На миг они застыли, глядя друг на друга. Потом Кейт отступила назад и потянула его за собой, крепко сжимая в руке ширококостное волосатое запястье.
— Прямо дух захватило! — сказала она. — С этой штукой надо осторожнее, она опасна. Сейчас, по-моему, хорошо бы выпить. Вы не достанете две рюмки?
Файви поставил на стол две рюмки и сел — не напротив Кейт, а рядом. Нетвердой рукой Кейт разлила по рюмкам сливовицу. Она совсем забыла, какой у нее необычайный эротический аромат. На ладони словно бы отпечаталась текстура волосатого запястья Файви. Кейт оглянулась на него, и они выпили.
Кейт поставила рюмку на стол. Файви, повернув свой стул, сидел к ней лицом, держа рюмку в правой руке и положив на стол левую. Большая обмякшая рука внезапно вызвала у Кейт сравнение с лежащим геральдическим зверем. Странное что-то творится, думала Кейт, я и забыла, какой вкус у сливовицы — это чудо что такое! Очень медленно, обдуманно она накрыла руку Файви ладонью и подвигала ею слегка, смакуя осязанье волос, кожи, кости. Они продолжали в упор глядеть друг на друга.

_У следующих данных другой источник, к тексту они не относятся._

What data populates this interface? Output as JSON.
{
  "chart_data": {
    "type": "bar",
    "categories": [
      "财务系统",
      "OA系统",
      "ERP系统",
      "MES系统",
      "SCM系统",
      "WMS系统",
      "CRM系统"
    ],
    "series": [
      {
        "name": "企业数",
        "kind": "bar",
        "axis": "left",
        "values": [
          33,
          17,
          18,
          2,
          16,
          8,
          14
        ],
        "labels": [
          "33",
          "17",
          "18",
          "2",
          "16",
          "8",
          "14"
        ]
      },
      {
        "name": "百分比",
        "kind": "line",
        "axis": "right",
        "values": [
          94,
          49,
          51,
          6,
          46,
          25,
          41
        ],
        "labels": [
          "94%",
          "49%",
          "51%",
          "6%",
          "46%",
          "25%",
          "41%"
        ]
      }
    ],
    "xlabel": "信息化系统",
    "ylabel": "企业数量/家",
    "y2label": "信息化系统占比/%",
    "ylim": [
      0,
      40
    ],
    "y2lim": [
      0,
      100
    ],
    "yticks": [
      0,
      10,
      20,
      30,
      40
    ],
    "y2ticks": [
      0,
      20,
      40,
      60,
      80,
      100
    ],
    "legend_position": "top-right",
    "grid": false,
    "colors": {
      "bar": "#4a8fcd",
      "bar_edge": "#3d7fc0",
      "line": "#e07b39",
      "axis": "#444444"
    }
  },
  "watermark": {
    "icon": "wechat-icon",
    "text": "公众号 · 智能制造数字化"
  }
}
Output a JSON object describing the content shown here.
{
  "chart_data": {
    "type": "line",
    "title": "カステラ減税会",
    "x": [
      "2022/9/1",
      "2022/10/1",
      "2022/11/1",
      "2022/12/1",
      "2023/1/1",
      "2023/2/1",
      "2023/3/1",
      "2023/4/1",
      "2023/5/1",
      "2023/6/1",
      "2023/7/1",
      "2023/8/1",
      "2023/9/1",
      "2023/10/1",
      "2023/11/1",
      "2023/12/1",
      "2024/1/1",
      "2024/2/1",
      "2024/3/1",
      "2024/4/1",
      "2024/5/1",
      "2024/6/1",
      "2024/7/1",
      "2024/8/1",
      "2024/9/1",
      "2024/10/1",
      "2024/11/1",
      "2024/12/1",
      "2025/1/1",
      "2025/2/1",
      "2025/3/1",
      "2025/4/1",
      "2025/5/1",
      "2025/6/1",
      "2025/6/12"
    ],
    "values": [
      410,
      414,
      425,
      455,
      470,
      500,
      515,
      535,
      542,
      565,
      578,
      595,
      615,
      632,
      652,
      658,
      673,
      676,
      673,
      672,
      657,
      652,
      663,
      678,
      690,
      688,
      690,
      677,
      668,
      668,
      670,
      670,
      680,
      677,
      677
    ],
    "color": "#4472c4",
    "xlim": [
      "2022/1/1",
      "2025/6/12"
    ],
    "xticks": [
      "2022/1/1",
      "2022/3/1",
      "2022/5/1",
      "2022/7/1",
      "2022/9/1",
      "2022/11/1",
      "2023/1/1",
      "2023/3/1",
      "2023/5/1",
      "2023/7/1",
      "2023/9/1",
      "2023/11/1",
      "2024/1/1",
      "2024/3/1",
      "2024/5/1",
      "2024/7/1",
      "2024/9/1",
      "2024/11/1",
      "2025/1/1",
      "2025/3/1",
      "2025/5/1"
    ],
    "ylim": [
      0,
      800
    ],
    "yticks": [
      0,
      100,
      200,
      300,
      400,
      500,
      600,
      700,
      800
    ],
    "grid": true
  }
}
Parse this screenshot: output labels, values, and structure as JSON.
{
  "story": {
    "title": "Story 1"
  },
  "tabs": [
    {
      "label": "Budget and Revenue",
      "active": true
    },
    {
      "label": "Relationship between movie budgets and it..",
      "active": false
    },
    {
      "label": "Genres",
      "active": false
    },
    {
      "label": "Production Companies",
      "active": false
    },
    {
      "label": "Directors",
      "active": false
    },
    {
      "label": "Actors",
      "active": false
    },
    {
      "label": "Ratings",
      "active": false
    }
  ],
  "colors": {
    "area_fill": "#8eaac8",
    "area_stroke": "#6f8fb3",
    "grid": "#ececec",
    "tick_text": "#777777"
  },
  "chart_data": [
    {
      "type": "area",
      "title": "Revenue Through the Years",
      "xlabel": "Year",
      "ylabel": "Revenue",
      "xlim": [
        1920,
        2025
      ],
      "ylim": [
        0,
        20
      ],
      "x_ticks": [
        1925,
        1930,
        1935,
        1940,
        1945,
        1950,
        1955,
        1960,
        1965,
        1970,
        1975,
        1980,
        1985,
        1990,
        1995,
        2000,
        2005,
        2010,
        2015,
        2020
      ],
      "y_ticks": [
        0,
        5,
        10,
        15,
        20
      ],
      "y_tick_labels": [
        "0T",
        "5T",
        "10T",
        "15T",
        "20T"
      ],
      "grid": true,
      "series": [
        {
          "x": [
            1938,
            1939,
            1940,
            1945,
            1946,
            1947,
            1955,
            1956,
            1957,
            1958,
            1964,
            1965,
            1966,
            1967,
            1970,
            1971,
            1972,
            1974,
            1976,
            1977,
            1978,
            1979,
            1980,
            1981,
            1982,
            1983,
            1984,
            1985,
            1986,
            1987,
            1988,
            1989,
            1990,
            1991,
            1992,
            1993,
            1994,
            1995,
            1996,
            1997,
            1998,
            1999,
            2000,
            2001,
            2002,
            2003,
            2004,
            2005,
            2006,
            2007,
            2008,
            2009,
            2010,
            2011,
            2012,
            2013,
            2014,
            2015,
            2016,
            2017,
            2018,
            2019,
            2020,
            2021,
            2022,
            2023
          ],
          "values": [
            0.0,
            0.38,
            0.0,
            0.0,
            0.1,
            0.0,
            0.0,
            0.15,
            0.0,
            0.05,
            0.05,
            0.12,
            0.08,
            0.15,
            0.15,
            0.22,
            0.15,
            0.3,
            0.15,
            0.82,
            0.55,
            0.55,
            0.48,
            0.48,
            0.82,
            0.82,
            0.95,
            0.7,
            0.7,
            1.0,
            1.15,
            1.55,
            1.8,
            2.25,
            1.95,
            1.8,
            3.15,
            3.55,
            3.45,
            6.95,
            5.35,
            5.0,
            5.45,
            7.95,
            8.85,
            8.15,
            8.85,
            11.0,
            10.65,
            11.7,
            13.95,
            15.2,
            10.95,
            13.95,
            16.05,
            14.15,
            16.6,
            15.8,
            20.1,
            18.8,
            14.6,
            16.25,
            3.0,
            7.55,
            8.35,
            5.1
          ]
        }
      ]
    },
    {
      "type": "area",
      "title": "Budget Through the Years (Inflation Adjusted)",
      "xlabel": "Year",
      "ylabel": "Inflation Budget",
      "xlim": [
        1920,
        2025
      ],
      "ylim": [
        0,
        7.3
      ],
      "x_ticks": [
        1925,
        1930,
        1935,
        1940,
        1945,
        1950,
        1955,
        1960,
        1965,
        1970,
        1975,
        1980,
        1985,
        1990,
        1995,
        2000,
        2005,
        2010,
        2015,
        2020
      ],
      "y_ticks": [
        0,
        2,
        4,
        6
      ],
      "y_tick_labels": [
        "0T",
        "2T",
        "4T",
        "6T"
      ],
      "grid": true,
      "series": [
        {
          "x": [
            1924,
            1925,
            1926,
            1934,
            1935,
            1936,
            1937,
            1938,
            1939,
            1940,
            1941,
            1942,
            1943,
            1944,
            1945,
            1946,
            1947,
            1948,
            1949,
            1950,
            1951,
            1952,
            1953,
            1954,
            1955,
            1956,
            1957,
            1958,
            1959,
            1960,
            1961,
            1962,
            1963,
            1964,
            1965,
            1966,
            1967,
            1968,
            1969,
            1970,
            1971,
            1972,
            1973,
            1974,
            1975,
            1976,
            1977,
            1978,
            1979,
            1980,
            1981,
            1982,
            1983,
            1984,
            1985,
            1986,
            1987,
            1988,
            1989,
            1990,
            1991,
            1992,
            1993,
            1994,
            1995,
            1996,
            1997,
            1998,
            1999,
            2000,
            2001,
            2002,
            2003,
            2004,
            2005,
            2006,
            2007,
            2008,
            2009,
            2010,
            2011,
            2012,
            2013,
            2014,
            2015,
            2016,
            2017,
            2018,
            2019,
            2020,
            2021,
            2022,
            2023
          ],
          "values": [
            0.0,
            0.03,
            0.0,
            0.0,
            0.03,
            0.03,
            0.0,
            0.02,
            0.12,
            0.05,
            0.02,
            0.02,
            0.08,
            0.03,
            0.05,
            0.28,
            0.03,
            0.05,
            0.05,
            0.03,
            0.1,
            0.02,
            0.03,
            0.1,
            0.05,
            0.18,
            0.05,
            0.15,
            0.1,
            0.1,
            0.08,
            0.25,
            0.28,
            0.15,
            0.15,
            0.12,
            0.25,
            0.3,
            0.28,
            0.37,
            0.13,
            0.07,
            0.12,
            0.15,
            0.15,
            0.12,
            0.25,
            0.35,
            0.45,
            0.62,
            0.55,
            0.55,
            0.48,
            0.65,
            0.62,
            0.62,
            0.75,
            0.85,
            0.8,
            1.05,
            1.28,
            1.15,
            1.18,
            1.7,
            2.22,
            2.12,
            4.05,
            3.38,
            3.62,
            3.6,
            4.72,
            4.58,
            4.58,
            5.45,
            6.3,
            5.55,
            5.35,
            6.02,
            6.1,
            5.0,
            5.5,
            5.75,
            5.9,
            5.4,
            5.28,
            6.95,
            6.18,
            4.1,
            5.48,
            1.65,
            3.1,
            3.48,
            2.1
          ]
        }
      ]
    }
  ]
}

Потом, церемонно и размеренно, точно собираясь пригласить ее на танец, Файви поставил свою рюмку, отодвинул подальше рюмку Кейт, придвинулся вместе со стулом, и рука его поползла по ее плечу. Каштановые усы приближались, все увеличиваясь в размерах. Кейт закрыла глаза.
— Октавиан, прекрати смеяться, ты ужасный человек!
— То есть, ты хочешь сказать, этот тип так-таки порывался тебя совратить?
— Нет, дорогой. Я же объясняла. Это я порывалась его совратить!
— А после сунула ему десятку на проезд к старушке маме?
— Ну хотя бы!
— Кейт, моя радость, ты сумасшедшая, я тебя обожаю!
— Я и сама, надо признаться, была несколько удивлена. Это, наверное, как-то связано с тем, что он оказался ирландцем. Или с тем, что моя перчатка упала в мусородробилку.
— Или с действием сливовицы!
— Да, как же, — сливовица! Мы прикончили всю бутылку. У меня голова просто раскалывается!
— По крайней мере, ты доказала, что он — гетеро-сексуалист.
— Это еще неизвестно. Может статься, работает в двух направлениях. Но — невозможно симпатичный, Октавиан, похож на какого-то сказочного зверя. И до того простодушный, прямехонько из деревенской глуши!